In Support of Neighborhood Schools

In Support of Neighborhood Schools

Consider the benefits of staying close to home in a choice district.

 

Denver Public Schools’ choice season begins this month and runs through mid-February. As parents and teachers, we’ve seen the frenzy and the anxiety that can happen during this time of year. Whether it be Denver or another school district with a choice system, it’s wise for parents faced with many choices to take a step back and consider the many reasons to support your neighborhood school.

 

While it’s true that a choice district gives parents options to help meet children’s unique needs, the unfortunate and likely unintended consequence of school choice is that it has become competitive and leaves parents questioning whether they’re compromising their child’s education by not seeking out a top-rated option for their child. The five-color School Performance Framework (SPF) status and growth rating system of Denver Public Schools designates schools a color from red (accredited on probation) to blue (distinguished). While the SPF data is certainly relevant for making an educated choice, parents will sometimes shy away from their perfectly good assigned neighborhood school if that school hasn’t received a green or blue rating.
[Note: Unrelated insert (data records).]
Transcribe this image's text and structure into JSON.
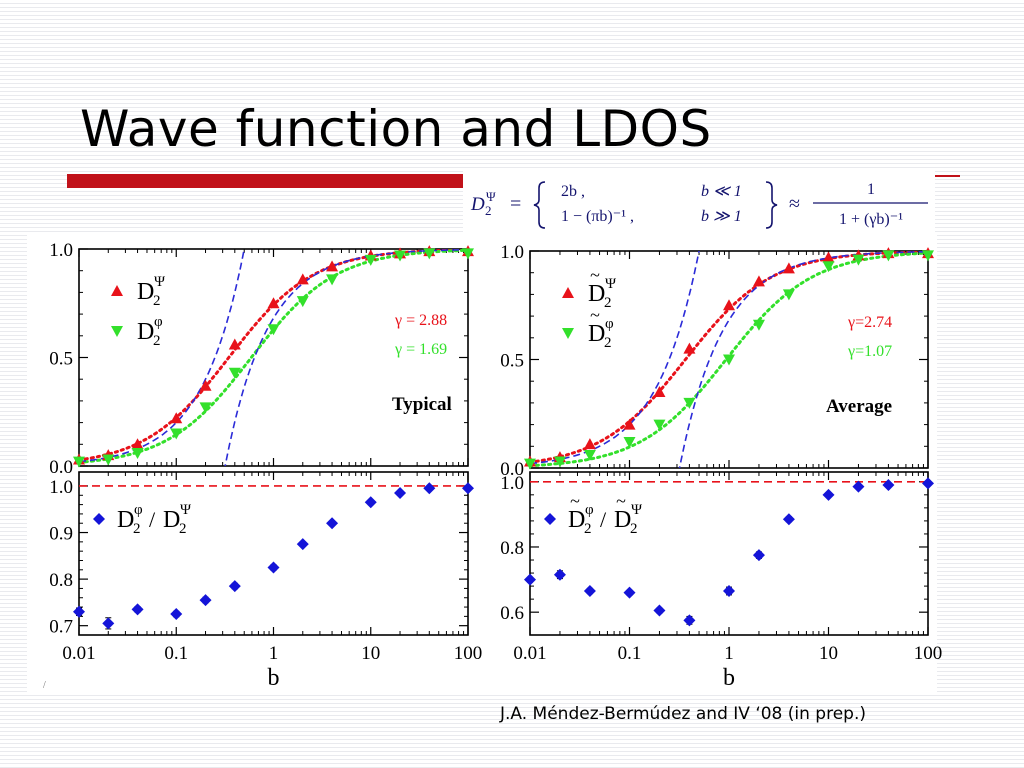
{
  "slide": {
    "title": "Wave function and LDOS",
    "citation": "J.A. Méndez-Bermúdez and IV ‘08 (in prep.)"
  },
  "formula": {
    "lhs": "D",
    "lhs_sub": "2",
    "lhs_sup": "Ψ",
    "case1_value": "2b ,",
    "case1_condition": "b ≪ 1",
    "case2_value": "1 − (πb)⁻¹ ,",
    "case2_condition": "b ≫ 1",
    "approx_numerator": "1",
    "approx_denominator": "1 + (γb)⁻¹"
  },
  "colors": {
    "red": "#e8121a",
    "green": "#33e02b",
    "blue": "#1414d8",
    "dashed_blue": "#2b2bd8",
    "dashed_red": "#e8121a",
    "accent_bar": "#c1121a"
  },
  "chart_data": [
    {
      "type": "scatter",
      "panel": "top-left",
      "xscale": "log",
      "xlim": [
        0.01,
        100
      ],
      "ylim": [
        0,
        1
      ],
      "yticks": [
        "0.0",
        "0.5",
        "1.0"
      ],
      "label": "Typical",
      "gamma_labels": [
        "γ = 2.88",
        "γ = 1.69"
      ],
      "legend": [
        {
          "symbol": "triangle-up",
          "color": "#e8121a",
          "base": "D",
          "sub": "2",
          "sup": "Ψ"
        },
        {
          "symbol": "triangle-down",
          "color": "#33e02b",
          "base": "D",
          "sub": "2",
          "sup": "φ"
        }
      ],
      "series": [
        {
          "marker": "triangle-up",
          "color": "#e8121a",
          "gamma": 2.88,
          "x": [
            0.01,
            0.02,
            0.04,
            0.1,
            0.2,
            0.4,
            1,
            2,
            4,
            10,
            20,
            40,
            100
          ],
          "y": [
            0.03,
            0.05,
            0.1,
            0.22,
            0.37,
            0.56,
            0.75,
            0.86,
            0.92,
            0.97,
            0.98,
            0.99,
            0.99
          ]
        },
        {
          "marker": "triangle-down",
          "color": "#33e02b",
          "gamma": 1.69,
          "x": [
            0.01,
            0.02,
            0.04,
            0.1,
            0.2,
            0.4,
            1,
            2,
            4,
            10,
            20,
            40,
            100
          ],
          "y": [
            0.02,
            0.03,
            0.06,
            0.15,
            0.27,
            0.43,
            0.63,
            0.76,
            0.86,
            0.95,
            0.97,
            0.98,
            0.98
          ]
        }
      ],
      "curves": [
        {
          "kind": "gamma-fit",
          "gamma": 2.88,
          "color": "#e8121a",
          "style": "dotted"
        },
        {
          "kind": "gamma-fit",
          "gamma": 1.69,
          "color": "#33e02b",
          "style": "dotted"
        },
        {
          "kind": "small-b",
          "color": "#2b2bd8",
          "style": "dashed"
        },
        {
          "kind": "large-b",
          "color": "#2b2bd8",
          "style": "dashed"
        }
      ]
    },
    {
      "type": "scatter",
      "panel": "top-right",
      "xscale": "log",
      "xlim": [
        0.01,
        100
      ],
      "ylim": [
        0,
        1
      ],
      "yticks": [
        "0.0",
        "0.5",
        "1.0"
      ],
      "label": "Average",
      "gamma_labels": [
        "γ=2.74",
        "γ=1.07"
      ],
      "legend": [
        {
          "symbol": "triangle-up",
          "color": "#e8121a",
          "base": "D",
          "sub": "2",
          "sup": "Ψ",
          "tilde": true
        },
        {
          "symbol": "triangle-down",
          "color": "#33e02b",
          "base": "D",
          "sub": "2",
          "sup": "φ",
          "tilde": true
        }
      ],
      "series": [
        {
          "marker": "triangle-up",
          "color": "#e8121a",
          "gamma": 2.74,
          "x": [
            0.01,
            0.02,
            0.04,
            0.1,
            0.2,
            0.4,
            1,
            2,
            4,
            10,
            20,
            40,
            100
          ],
          "y": [
            0.03,
            0.05,
            0.11,
            0.2,
            0.35,
            0.55,
            0.75,
            0.86,
            0.92,
            0.97,
            0.98,
            0.99,
            0.99
          ]
        },
        {
          "marker": "triangle-down",
          "color": "#33e02b",
          "gamma": 1.07,
          "x": [
            0.01,
            0.02,
            0.04,
            0.1,
            0.2,
            0.4,
            1,
            2,
            4,
            10,
            20,
            40,
            100
          ],
          "y": [
            0.02,
            0.03,
            0.06,
            0.12,
            0.2,
            0.3,
            0.5,
            0.66,
            0.8,
            0.93,
            0.96,
            0.98,
            0.98
          ]
        }
      ],
      "curves": [
        {
          "kind": "gamma-fit",
          "gamma": 2.74,
          "color": "#e8121a",
          "style": "dotted"
        },
        {
          "kind": "gamma-fit",
          "gamma": 1.07,
          "color": "#33e02b",
          "style": "dotted"
        },
        {
          "kind": "small-b",
          "color": "#2b2bd8",
          "style": "dashed"
        },
        {
          "kind": "large-b",
          "color": "#2b2bd8",
          "style": "dashed"
        }
      ]
    },
    {
      "type": "scatter",
      "panel": "bottom-left",
      "xscale": "log",
      "xlim": [
        0.01,
        100
      ],
      "ylim": [
        0.68,
        1.03
      ],
      "yticks": [
        "0.7",
        "0.8",
        "0.9",
        "1.0"
      ],
      "xticks": [
        "0.01",
        "0.1",
        "1",
        "10",
        "100"
      ],
      "xlabel": "b",
      "legend": [
        {
          "symbol": "diamond",
          "color": "#1414d8",
          "num": {
            "base": "D",
            "sub": "2",
            "sup": "φ"
          },
          "den": {
            "base": "D",
            "sub": "2",
            "sup": "Ψ"
          }
        }
      ],
      "reference_line": {
        "y": 1.0,
        "color": "#e8121a",
        "style": "dashed"
      },
      "series": [
        {
          "marker": "diamond",
          "color": "#1414d8",
          "x": [
            0.01,
            0.02,
            0.04,
            0.1,
            0.2,
            0.4,
            1,
            2,
            4,
            10,
            20,
            40,
            100
          ],
          "y": [
            0.73,
            0.705,
            0.735,
            0.725,
            0.755,
            0.785,
            0.825,
            0.875,
            0.92,
            0.965,
            0.985,
            0.995,
            0.995
          ],
          "err": [
            0.008,
            0.012,
            0.006,
            0.006,
            0.006,
            0.006,
            0.006,
            0.005,
            0.004,
            0.005,
            0.004,
            0.003,
            0.003
          ]
        }
      ]
    },
    {
      "type": "scatter",
      "panel": "bottom-right",
      "xscale": "log",
      "xlim": [
        0.01,
        100
      ],
      "ylim": [
        0.53,
        1.03
      ],
      "yticks": [
        "0.6",
        "0.8",
        "1.0"
      ],
      "xticks": [
        "0.01",
        "0.1",
        "1",
        "10",
        "100"
      ],
      "xlabel": "b",
      "legend": [
        {
          "symbol": "diamond",
          "color": "#1414d8",
          "num": {
            "base": "D",
            "sub": "2",
            "sup": "φ",
            "tilde": true
          },
          "den": {
            "base": "D",
            "sub": "2",
            "sup": "Ψ",
            "tilde": true
          }
        }
      ],
      "reference_line": {
        "y": 1.0,
        "color": "#e8121a",
        "style": "dashed"
      },
      "series": [
        {
          "marker": "diamond",
          "color": "#1414d8",
          "x": [
            0.01,
            0.02,
            0.04,
            0.1,
            0.2,
            0.4,
            1,
            2,
            4,
            10,
            20,
            40,
            100
          ],
          "y": [
            0.7,
            0.715,
            0.665,
            0.66,
            0.605,
            0.575,
            0.665,
            0.775,
            0.885,
            0.96,
            0.985,
            0.99,
            0.995
          ],
          "err": [
            0.008,
            0.012,
            0.008,
            0.008,
            0.008,
            0.012,
            0.012,
            0.01,
            0.008,
            0.006,
            0.005,
            0.004,
            0.004
          ]
        }
      ]
    }
  ]
}
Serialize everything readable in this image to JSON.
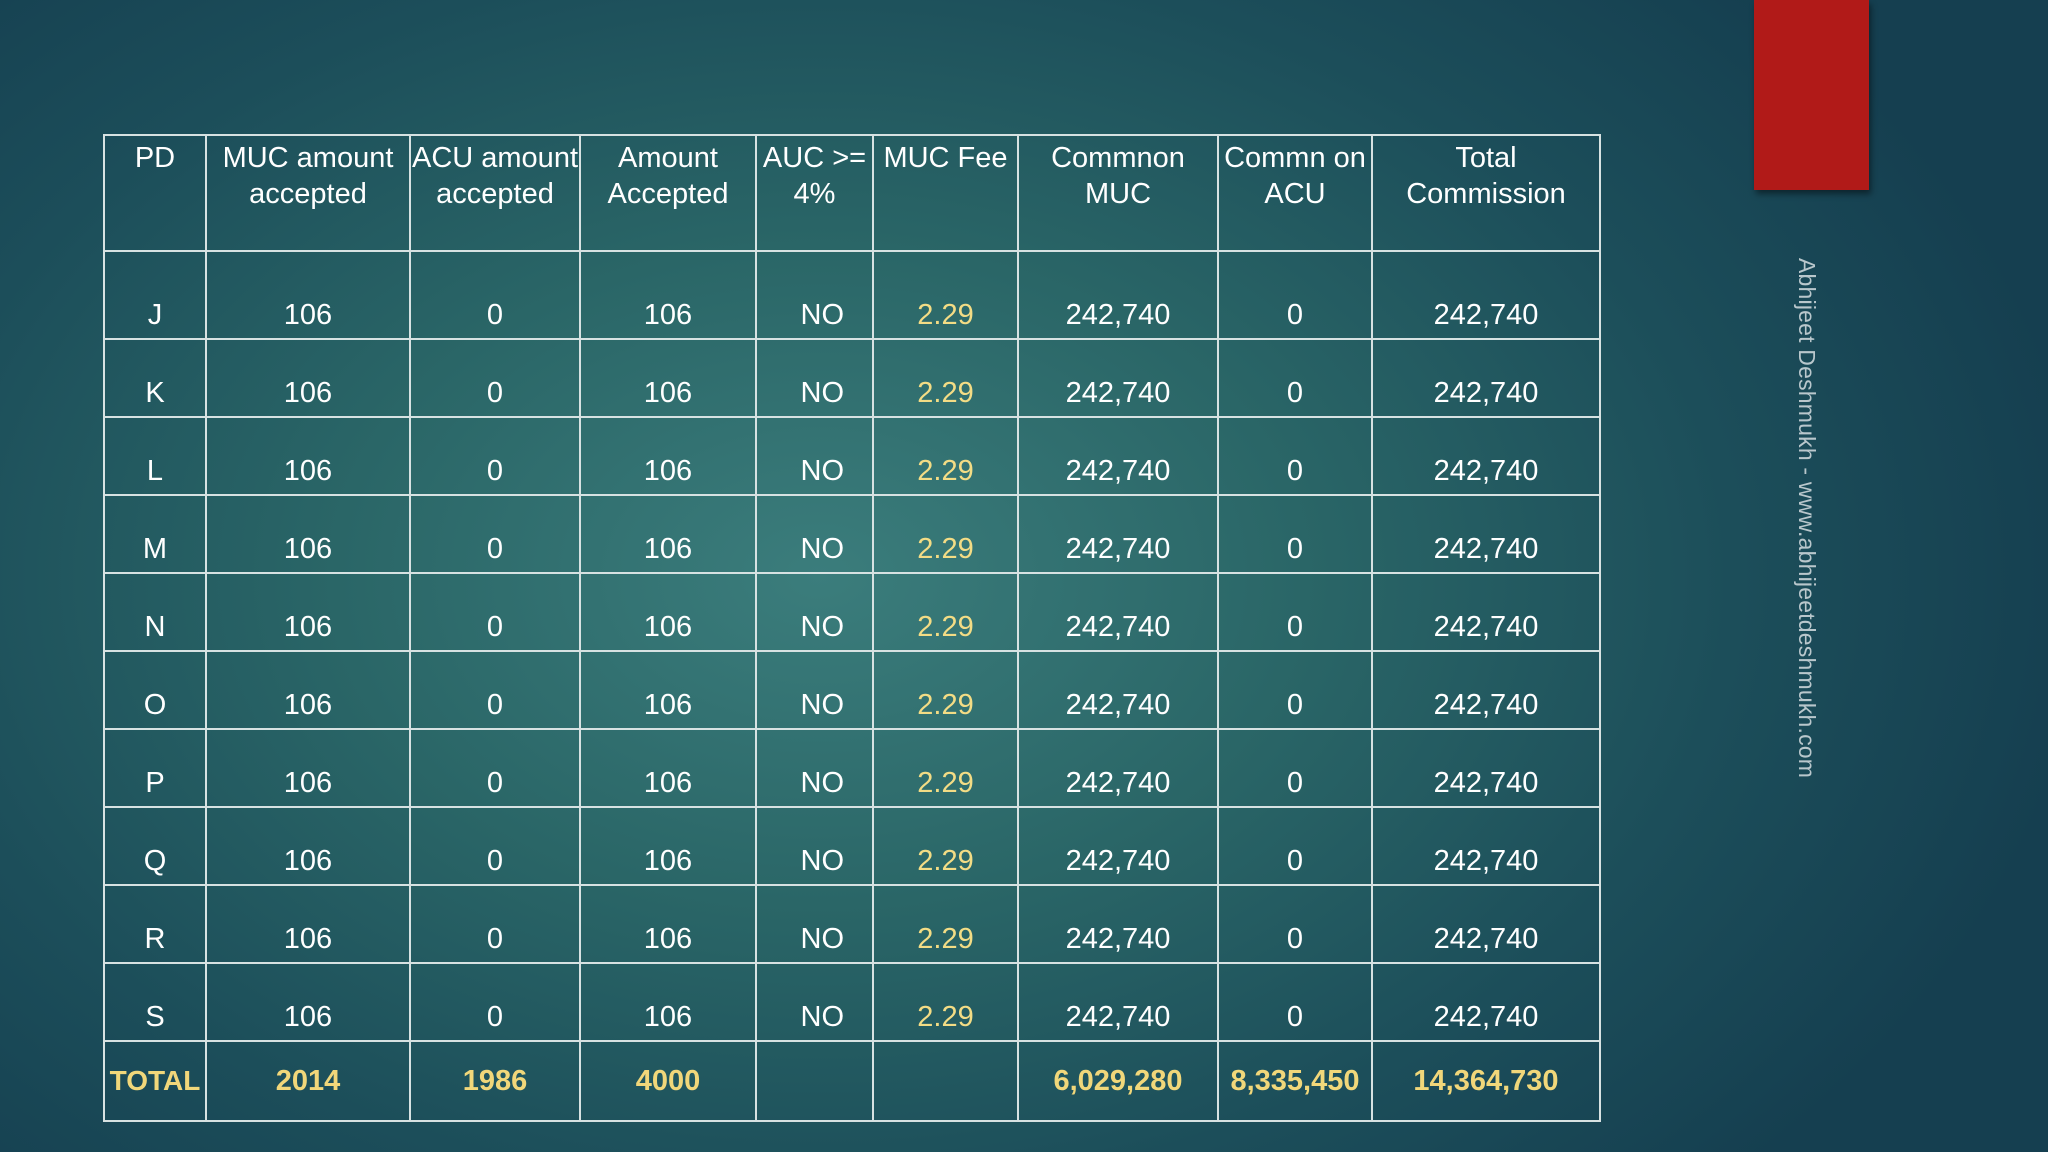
{
  "table": {
    "headers": [
      "PD",
      "MUC amount accepted",
      "ACU amount accepted",
      "Amount Accepted",
      "AUC >= 4%",
      "MUC Fee",
      "Commnon MUC",
      "Commn on ACU",
      "Total Commission"
    ],
    "rows": [
      {
        "pd": "J",
        "muc_amount": "106",
        "acu_amount": "0",
        "amount_accepted": "106",
        "auc_4": "NO",
        "muc_fee": "2.29",
        "comm_muc": "242,740",
        "comm_acu": "0",
        "total_commission": "242,740"
      },
      {
        "pd": "K",
        "muc_amount": "106",
        "acu_amount": "0",
        "amount_accepted": "106",
        "auc_4": "NO",
        "muc_fee": "2.29",
        "comm_muc": "242,740",
        "comm_acu": "0",
        "total_commission": "242,740"
      },
      {
        "pd": "L",
        "muc_amount": "106",
        "acu_amount": "0",
        "amount_accepted": "106",
        "auc_4": "NO",
        "muc_fee": "2.29",
        "comm_muc": "242,740",
        "comm_acu": "0",
        "total_commission": "242,740"
      },
      {
        "pd": "M",
        "muc_amount": "106",
        "acu_amount": "0",
        "amount_accepted": "106",
        "auc_4": "NO",
        "muc_fee": "2.29",
        "comm_muc": "242,740",
        "comm_acu": "0",
        "total_commission": "242,740"
      },
      {
        "pd": "N",
        "muc_amount": "106",
        "acu_amount": "0",
        "amount_accepted": "106",
        "auc_4": "NO",
        "muc_fee": "2.29",
        "comm_muc": "242,740",
        "comm_acu": "0",
        "total_commission": "242,740"
      },
      {
        "pd": "O",
        "muc_amount": "106",
        "acu_amount": "0",
        "amount_accepted": "106",
        "auc_4": "NO",
        "muc_fee": "2.29",
        "comm_muc": "242,740",
        "comm_acu": "0",
        "total_commission": "242,740"
      },
      {
        "pd": "P",
        "muc_amount": "106",
        "acu_amount": "0",
        "amount_accepted": "106",
        "auc_4": "NO",
        "muc_fee": "2.29",
        "comm_muc": "242,740",
        "comm_acu": "0",
        "total_commission": "242,740"
      },
      {
        "pd": "Q",
        "muc_amount": "106",
        "acu_amount": "0",
        "amount_accepted": "106",
        "auc_4": "NO",
        "muc_fee": "2.29",
        "comm_muc": "242,740",
        "comm_acu": "0",
        "total_commission": "242,740"
      },
      {
        "pd": "R",
        "muc_amount": "106",
        "acu_amount": "0",
        "amount_accepted": "106",
        "auc_4": "NO",
        "muc_fee": "2.29",
        "comm_muc": "242,740",
        "comm_acu": "0",
        "total_commission": "242,740"
      },
      {
        "pd": "S",
        "muc_amount": "106",
        "acu_amount": "0",
        "amount_accepted": "106",
        "auc_4": "NO",
        "muc_fee": "2.29",
        "comm_muc": "242,740",
        "comm_acu": "0",
        "total_commission": "242,740"
      }
    ],
    "total": {
      "pd": "TOTAL",
      "muc_amount": "2014",
      "acu_amount": "1986",
      "amount_accepted": "4000",
      "auc_4": "",
      "muc_fee": "",
      "comm_muc": "6,029,280",
      "comm_acu": "8,335,450",
      "total_commission": "14,364,730"
    }
  },
  "side_credit": "Abhijeet Deshmukh - www.abhijeetdeshmukh.com",
  "colors": {
    "accent_bar": "#b11a18",
    "highlight_text": "#f1d77a",
    "grid_lines": "#d7e2e2"
  }
}
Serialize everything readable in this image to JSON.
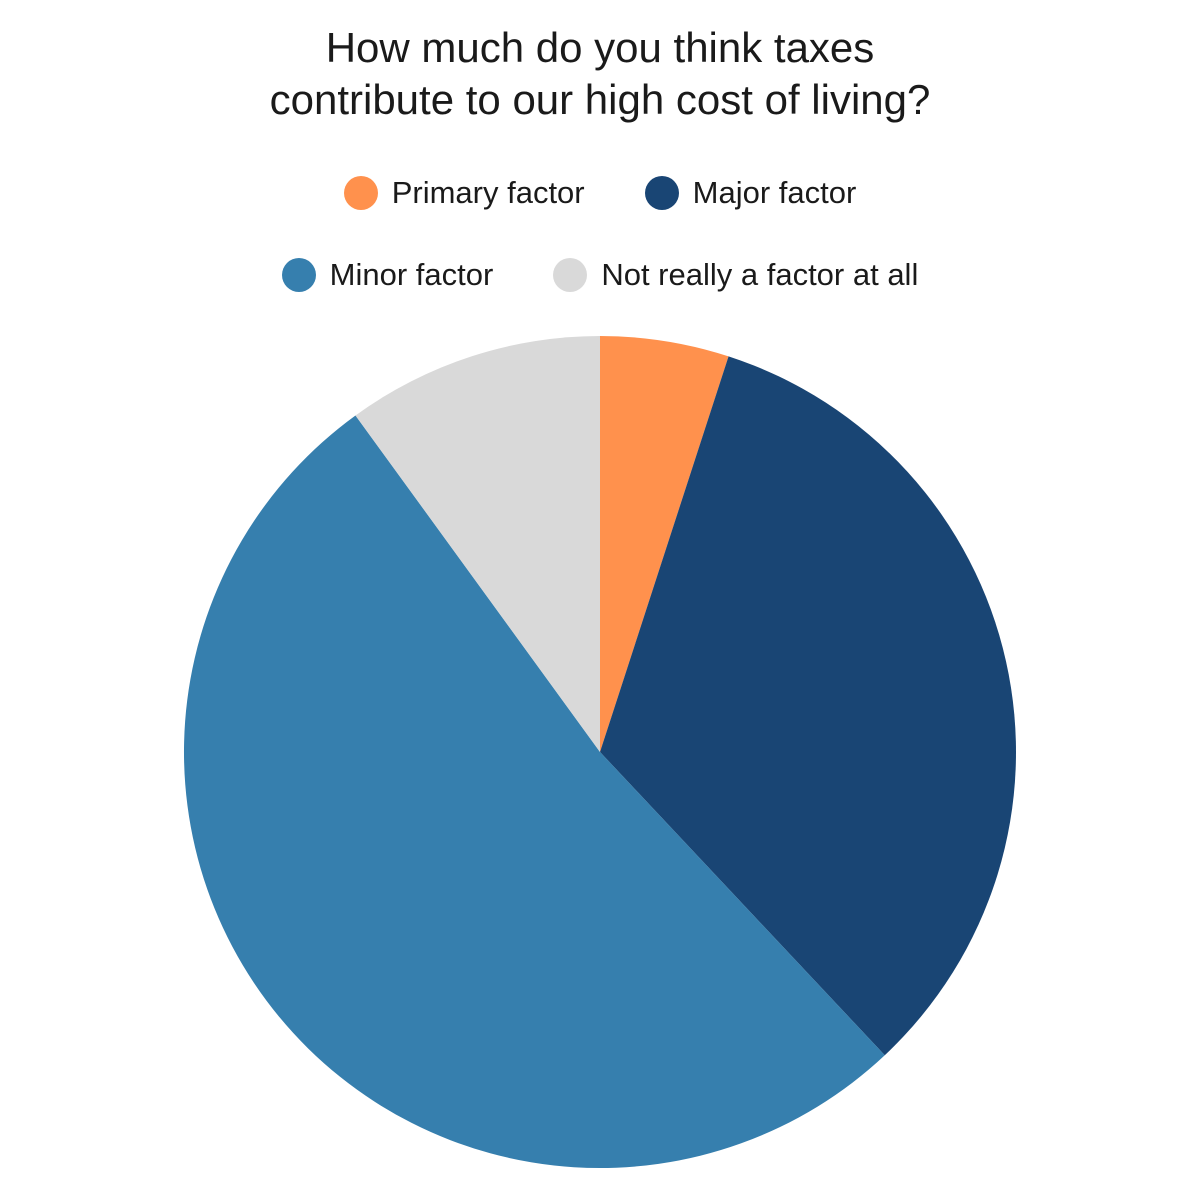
{
  "chart_data": {
    "type": "pie",
    "title_lines": [
      "How much do you think taxes",
      "contribute to our high cost of living?"
    ],
    "legend_placement": "top",
    "slices": [
      {
        "name": "Primary factor",
        "value": 5,
        "color": "#ff914d"
      },
      {
        "name": "Major factor",
        "value": 33,
        "color": "#194574"
      },
      {
        "name": "Minor factor",
        "value": 52,
        "color": "#367fae"
      },
      {
        "name": "Not really a factor at all",
        "value": 10,
        "color": "#d9d9d9"
      }
    ]
  }
}
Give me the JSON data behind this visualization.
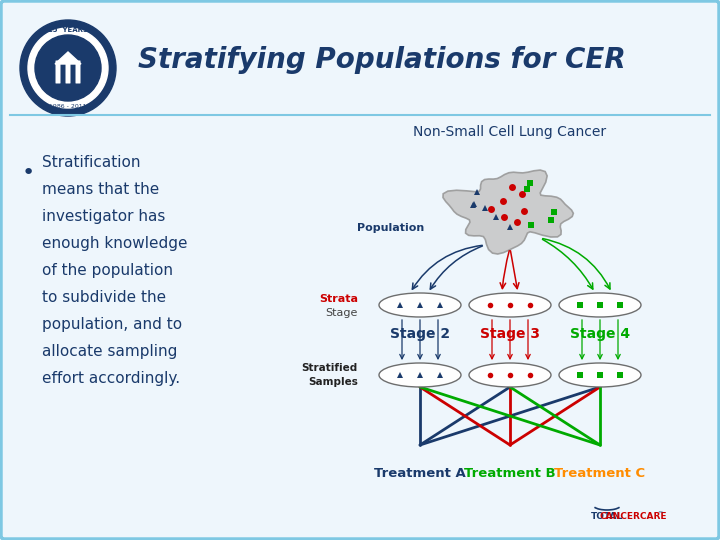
{
  "title": "Stratifying Populations for CER",
  "subtitle": "Non-Small Cell Lung Cancer",
  "stage_labels": [
    "Stage 2",
    "Stage 3",
    "Stage 4"
  ],
  "stage_colors": [
    "#1a3a6b",
    "#cc0000",
    "#00aa00"
  ],
  "treatment_labels": [
    "Treatment A",
    "Treatment B",
    "Treatment C"
  ],
  "treatment_colors": [
    "#1a3a6b",
    "#00aa00",
    "#ff8c00"
  ],
  "population_label": "Population",
  "strata_label_top": "Strata",
  "strata_label_bot": "Stage",
  "strata_color_top": "#cc0000",
  "strata_color_bot": "#444444",
  "stratified_label_top": "Stratified",
  "stratified_label_bot": "Samples",
  "bg_color": "#eef6fc",
  "border_color": "#7ec8e3",
  "title_color": "#1a3a6b",
  "bullet_color": "#1a3a6b",
  "bullet_lines": [
    "Stratification",
    "means that the",
    "investigator has",
    "enough knowledge",
    "of the population",
    "to subdivide the",
    "population, and to",
    "allocate sampling",
    "effort accordingly."
  ],
  "c_blue": "#1a3a6b",
  "c_red": "#cc0000",
  "c_green": "#00aa00",
  "c_orange": "#ff8c00"
}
At School Deets, we’ve had the opportunity to spend countless hours in many, many schools, as parents, teachers, and service providers. Working with so many different leaders, teachers, and school communities has made it abundantly clear that a “good” school is made up of factors that go far beyond the ratings system. We invite parents participating in school choice to consider the following:

 

What do you want for your child?

Most parents agree that at the end of the day, they want their child in a school where they feel welcome, safe, and have a great learning environment. Each of these factors depends on relationships, culture, and climate, which can’t easily be measured on paper. It’s probably easy for you to name your most important family values. Which school has the community that will reflect those values? If you’ve chosen your city or specific neighborhood because you wanted to be around like-minded people, you and your neighbors may all benefit greatly by collectively choosing to stay at your neighborhood school.

 

Visit multiple schools – including your assigned boundary school

The “grapevine” of parents talking about their school experience can be influential, but it’s important to experience a school first hand rather than relying on others’ accounts. If you’re participating in choice for elementary, middle school, or high school, take the time to get to know multiple options, including your neighborhood school, and consider where your child is most likely to thrive. Take a tour during the school day and get a feel for the climate and culture. How do leaders interact with their community? How do teachers and students interact with one another? Request to sit in on a PTA or School Accountability Committee meeting to hear how parents are involved in the school.

 

Invest in your pipeline

Many parents in the community will recall their own school experience, when everybody simply attended their neighborhood school and the stress of choice wasn’t a factor. Most parents want their children to be able to walk to school, to attend the same school as other kids on their block, and not to worry about whether they are missing out on a “better” option. Parents do have the power to influence the success of their neighborhood school by staying there and then getting involved. Neighbors who support one another will benefit from the village mentality of watching out for one another’s children, growing up together, and coming together to raise support for the school.

 

Your neighborhood school may not be perfect, but no school is. Every school has some great teachers, and every school has challenges. If you’re overwhelmed by school choice, we suggest that you move away from online ratings sites and discussion forums and instead go out in to your community, spend some time in your neighborhood school buildings, and ultimately try out a school that you believe reflects your values and where your child will thrive.